Help understanding the decisions *behind* python? - immutable objects

Dave Angel davea at dejaviewphoto.com
Mon Jul 27 16:14:14 EDT 2009


Benjamin Kaplan wrote:
> On Sun, Jul 26, 2009 at 2:24 PM, John Nagle<nagle at animats.com> wrote:
>   
>> Beni Cherniavsky wrote:
>>     
>>> On Jul 22, 9:36 am, Hendrik van Rooyen <hend... at microcorp.co.za>
>>> wrote:
>>>       
>>>> On Tuesday 21 July 2009 15:49:59 Inky 788 wrote:
>>>> <snip>
>>> problem.
>>>       
>>    An interesting issue is Python objects, which are always mutable.
>> A "dict" of Python objects is allowed, but doesn't consider
>> the contents of the objects, just their identity (address).
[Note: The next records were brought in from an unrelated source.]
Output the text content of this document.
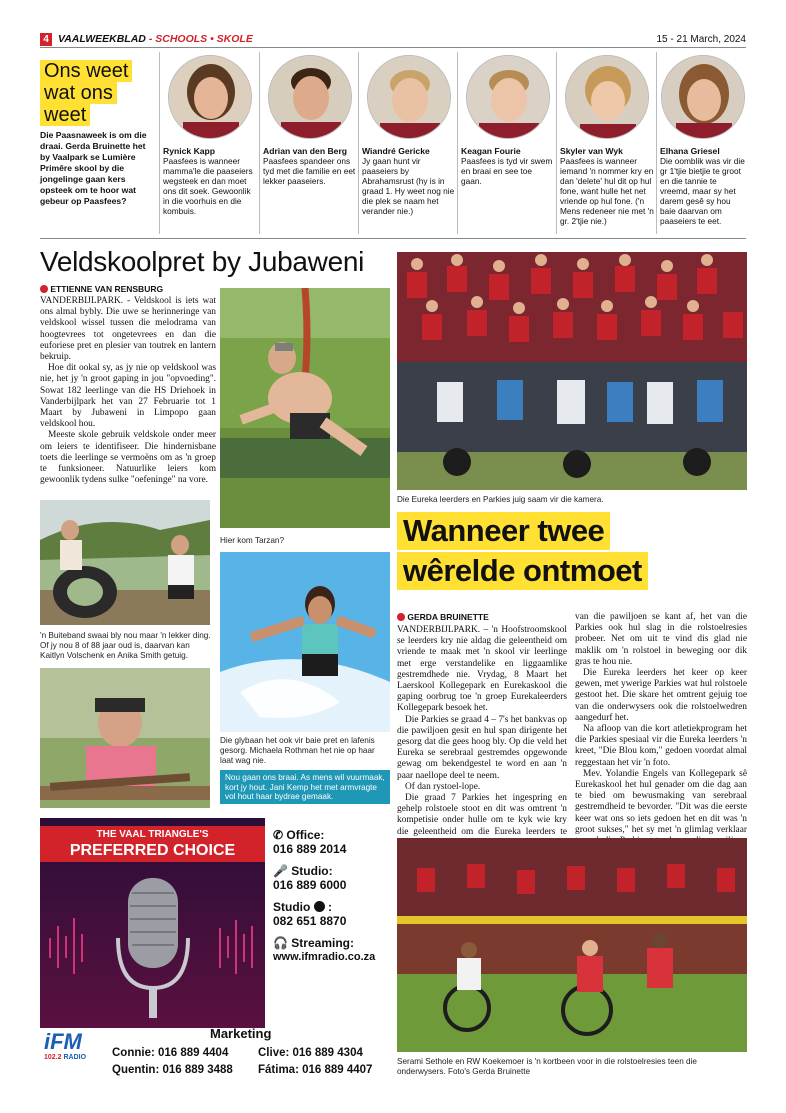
4 VAALWEEKBLAD - SCHOOLS • SKOLE	15 - 21 March, 2024
Ons weet
wat ons
weet
Die Paasnaweek is om die draai. Gerda Bruinette het by Vaalpark se Lumière Primêre skool by die jongelinge gaan kers opsteek om te hoor wat gebeur op Paasfees?
Rynick Kapp
Paasfees is wanneer mamma'le die paaseiers wegsteek en dan moet ons dit soek. Gewoonlik in die voorhuis en die kombuis.
Adrian van den Berg
Paasfees spandeer ons tyd met die familie en eet lekker paaseiers.
Wiandré Gericke
Jy gaan hunt vir paaseiers by Abrahamsrust (hy is in graad 1. Hy weet nog nie die plek se naam het verander nie.)
Keagan Fourie
Paasfees is tyd vir swem en braai en see toe gaan.
Skyler van Wyk
Paasfees is wanneer iemand 'n nommer kry en dan 'delete' hul dit op hul fone, want hulle het net vriende op hul fone. ('n Mens redeneer nie met 'n gr. 2'tjie nie.)
Elhana Griesel
Die oomblik was vir die gr 1'tjie bietjie te groot en die tannie te vreemd, maar sy het darem gesê sy hou baie daarvan om paaseiers te eet.
Veldskoolpret by Jubaweni
ETTIENNE VAN RENSBURG

VANDERBIJLPARK. - Veldskool is iets wat ons almal bybly. Die uwe se herinneringe van veldskool wissel tussen die melodrama van hoogtevrees tot ongetevrees en dan die euforiese pret en plesier van toutrek en lantern bekruip.

Hoe dit ookal sy, as jy nie op veldskool was nie, het jy 'n groot gaping in jou "opvoeding". Sowat 182 leerlinge van die HS Driehoek in Vanderbijlpark het van 27 Februarie tot 1 Maart by Jubaweni in Limpopo gaan veldskool hou.

Meeste skole gebruik veldskole onder meer om leiers te identifiseer. Die hindernisbane toets die leerlinge se vermoëns om as 'n groep te funksioneer. Natuurlike leiers kom gewoonlik tydens sulke "oefeninge" na vore.

Hier kom Tarzan?
'n Buiteband swaai bly nou maar 'n lekker ding. Of jy nou 8 of 88 jaar oud is, daarvan kan Kaitlyn Volschenk en Anika Smith getuig.
Die glybaan het ook vir baie pret en lafenis gesorg. Michaela Rothman het nie op haar laat wag nie.
Nou gaan ons braai. As mens wil vuurmaak, kort jy hout. Jani Kemp het met armvragte vol hout haar bydrae gemaak.
Die Eureka leerders en Parkies juig saam vir die kamera.
Wanneer twee
wêrelde ontmoet
GERDA BRUINETTE

VANDERBIJLPARK. – 'n Hoofstroomskool se leerders kry nie aldag die geleentheid om vriende te maak met 'n skool vir leerlinge met erge verstandelike en liggaamlike gestremdhede nie. Vrydag, 8 Maart het Laerskool Kollegepark en Eurekaskool die gaping oorbrug toe 'n groep Eurekaleerders Kollegepark besoek het.

Die Parkies se graad 4 – 7's het bankvas op die pawiljoen gesit en hul span dirigente het gesorg dat die gees hoog bly. Op die veld het Eureka se serebraal gestremdes opgewonde gewag om bekendgestel te word en aan 'n paar naellope deel te neem.

Of dan rystoel-lope.

Die graad 7 Parkies het ingespring en gehelp rolstoele stoot en dit was omtrent 'n kompetisie onder hulle om te kyk wie kry die geleentheid om die Eureka leerders te

van die pawiljoen se kant af, het van die Parkies ook hul slag in die rolstoelresies probeer. Net om uit te vind dis glad nie maklik om 'n rolstoel in beweging oor dik gras te hou nie.

Die Eureka leerders het keer op keer gewen, met ywerige Parkies wat hul rolstoele gestoot het. Die skare het omtrent gejuig toe van die onderwysers ook die rolstoelwedren aangedurf het.

Na afloop van die kort atletiekprogram het die Parkies spesiaal vir die Eureka leerders 'n kreet, "Die Blou kom," gedoen voordat almal reggestaan het vir 'n foto.

Mev. Yolandie Engels van Kollegepark sê Eurekaskool het hul genader om die dag aan te bied om bewusmaking van serebraal gestremdheid te bevorder. "Dit was die eerste keer wat ons so iets gedoen het en dit was 'n groot sukses," het sy met 'n glimlag verklaar

Serami Sethole en RW Koekemoer is 'n kortbeen voor in die rolstoelresies teen die onderwysers. Foto's Gerda Bruinette
THE VAAL TRIANGLE'S
PREFERRED CHOICE
✆ Office:
016 889 2014
🎤 Studio:
016 889 6000
Studio  :
082 651 8870
🎧 Streaming:
www.ifmradio.co.za
iFM
102.2 RADIO
Marketing
Connie: 016 889 4404	Clive: 016 889 4304
Quentin: 016 889 3488 Fátima: 016 889 4407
Only
>> built-in types are immutable; one cannot create a class of immutable
>> objects.
>> So things like "frozenset" had to be built into the language.
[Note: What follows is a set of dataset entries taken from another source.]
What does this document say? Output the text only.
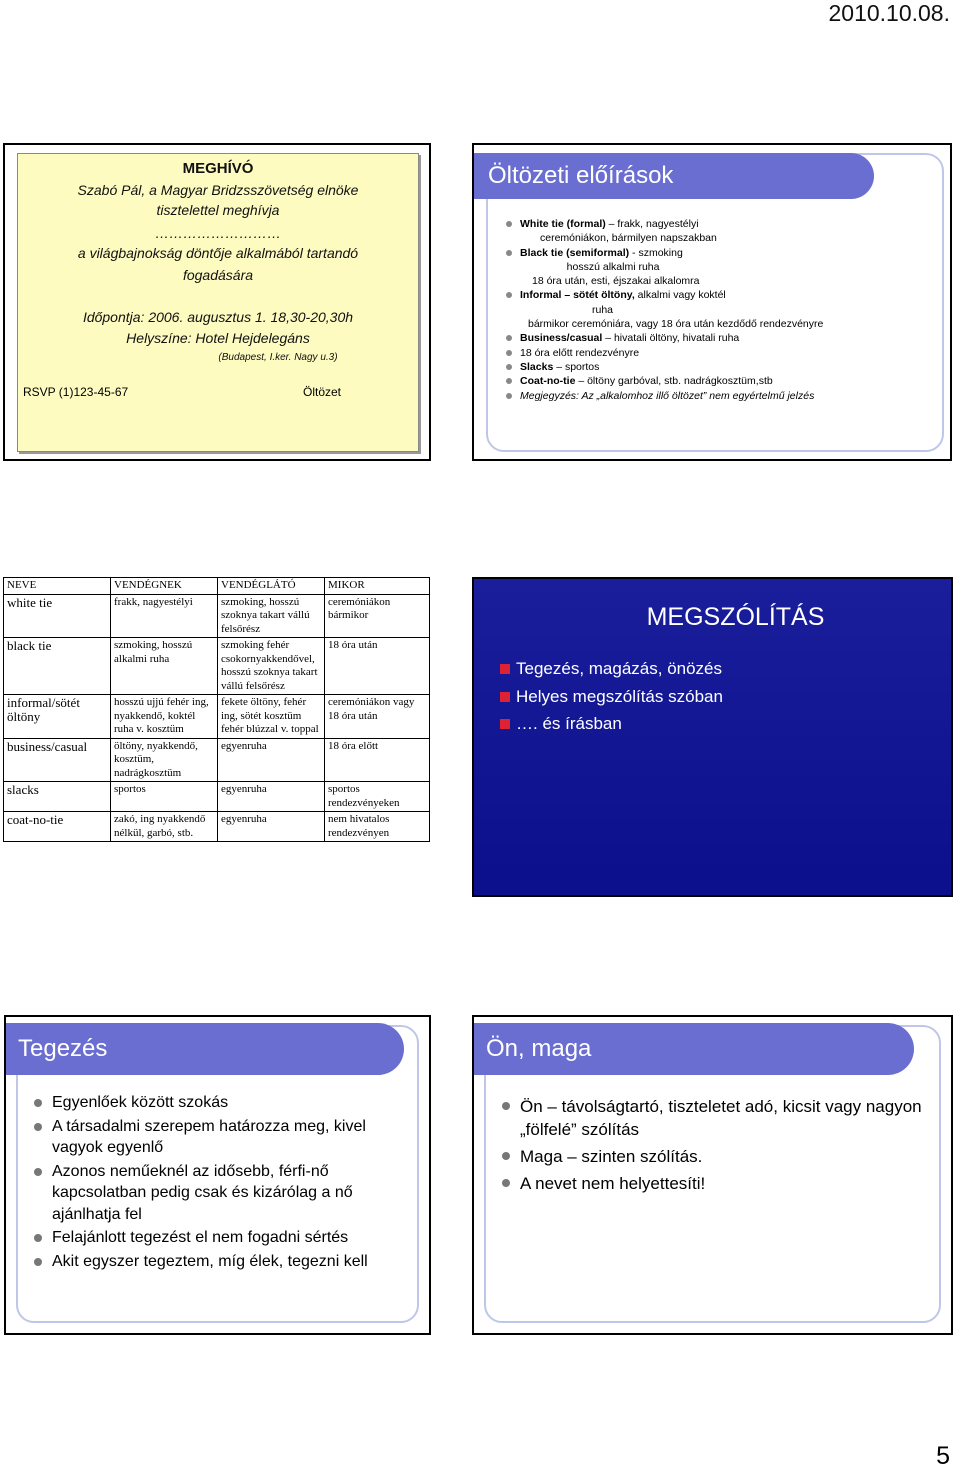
2010.10.08.
MEGHÍVÓ
Szabó Pál, a Magyar Bridzsszövetség elnöke
tisztelettel meghívja
………………………
a világbajnokság döntője alkalmából tartandó
fogadására
Időpontja: 2006. augusztus 1. 18,30-20,30h
Helyszíne: Hotel Hejdelegáns
(Budapest, I.ker. Nagy u.3)
RSVP (1)123-45-67	Öltözet
Öltözeti előírások
White tie (formal) – frakk, nagyestélyi
ceremóniákon, bármilyen napszakban
Black tie (semiformal) - szmoking
hosszú alkalmi ruha
18 óra után, esti, éjszakai alkalomra
Informal – sötét öltöny, alkalmi vagy koktél
ruha
bármikor ceremóniára, vagy 18 óra után kezdődő rendezvényre
Business/casual – hivatali öltöny, hivatali ruha
18 óra előtt rendezvényre
Slacks – sportos
Coat-no-tie – öltöny garbóval, stb. nadrágkosztüm,stb
Megjegyzés: Az „alkalomhoz illő öltözet” nem egyértelmű jelzés
NEVE	VENDÉGNEK	VENDÉGLÁTÓ	MIKOR
white tie	frakk, nagyestélyi	szmoking, hosszú szoknya takart vállú felsőrész	ceremóniákon bármikor
black tie	szmoking, hosszú alkalmi ruha	szmoking fehér csokornyakkendővel, hosszú szoknya takart vállú felsőrész	18 óra után
informal/sötét öltöny	hosszú ujjú fehér ing, nyakkendő, koktél ruha v. kosztüm	fekete öltöny, fehér ing, sötét kosztüm fehér blúzzal v. toppal	ceremóniákon vagy 18 óra után
business/casual	öltöny, nyakkendő, kosztüm, nadrágkosztüm	egyenruha	18 óra előtt
slacks	sportos	egyenruha	sportos rendezvényeken
coat-no-tie	zakó, ing nyakkendő nélkül, garbó, stb.	egyenruha	nem hivatalos rendezvényen
MEGSZÓLÍTÁS
Tegezés, magázás, önözés
Helyes megszólítás szóban
…. és írásban
Tegezés
Egyenlőek között szokás
A társadalmi szerepem határozza meg, kivel vagyok egyenlő
Azonos neműeknél az idősebb, férfi-nő kapcsolatban pedig csak és kizárólag a nő ajánlhatja fel
Felajánlott tegezést el nem fogadni sértés
Akit egyszer tegeztem, míg élek, tegezni kell
Ön, maga
Ön – távolságtartó, tiszteletet adó, kicsit vagy nagyon „fölfelé” szólítás
Maga – szinten szólítás.
A nevet nem helyettesíti!
5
>> A tuple is really a frozen list.  Arguably, frozen objects
>> should have been a general concept.  Conceptually, they're
>> simple - once "__init__" has run, there can be no more changes
>> to fields of the object.
>>
>>    Compare the C++ approach, where you can have a "map" of
>> any object that defines the "<" operator.  Python has
>> "__cmp__" for objects, but built-in dictionaries don't use it.
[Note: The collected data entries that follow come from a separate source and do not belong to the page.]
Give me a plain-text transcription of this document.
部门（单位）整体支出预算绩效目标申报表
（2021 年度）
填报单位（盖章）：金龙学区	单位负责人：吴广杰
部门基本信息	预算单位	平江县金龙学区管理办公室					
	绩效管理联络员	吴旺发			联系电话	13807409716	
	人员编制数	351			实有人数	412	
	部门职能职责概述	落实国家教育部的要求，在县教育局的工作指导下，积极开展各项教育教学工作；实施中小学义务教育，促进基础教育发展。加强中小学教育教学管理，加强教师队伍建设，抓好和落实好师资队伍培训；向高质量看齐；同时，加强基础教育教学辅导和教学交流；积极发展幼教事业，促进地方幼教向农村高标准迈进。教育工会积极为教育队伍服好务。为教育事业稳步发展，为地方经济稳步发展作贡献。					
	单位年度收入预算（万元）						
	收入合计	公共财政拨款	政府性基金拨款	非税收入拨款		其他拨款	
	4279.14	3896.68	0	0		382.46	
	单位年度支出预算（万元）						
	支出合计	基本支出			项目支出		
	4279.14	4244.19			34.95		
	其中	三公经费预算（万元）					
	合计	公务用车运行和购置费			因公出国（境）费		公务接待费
>> Of course, one could create a "map" class in Python that
>> uses "__cmp__", which would allow dictionary-type operations
>> on arbitrary objects.
>>     
>
>
> Python dictionaries are hash maps so they use hashes, not comparisons,
> to store objects. By default the hash is equal to the object's
> identity but all you need to do to change it is define your own
> __hash__ method. If you were to make a C++ hash map, it wouldn't use
> comparisons either.
>
> <snip>
>   
>
I think you'll find that to make a proper dict of user-objects, you need 
to define not only __hash__(), but also __eq__() methods.   A hash is 
only a starting place.  In case of collision, the dict class calls 
another method to make sure.

And of course, for the dict to function reasonably, you have to make 
sure that the hash and eq functions return consistent results, at least 
pretending that the objects involved are immutable.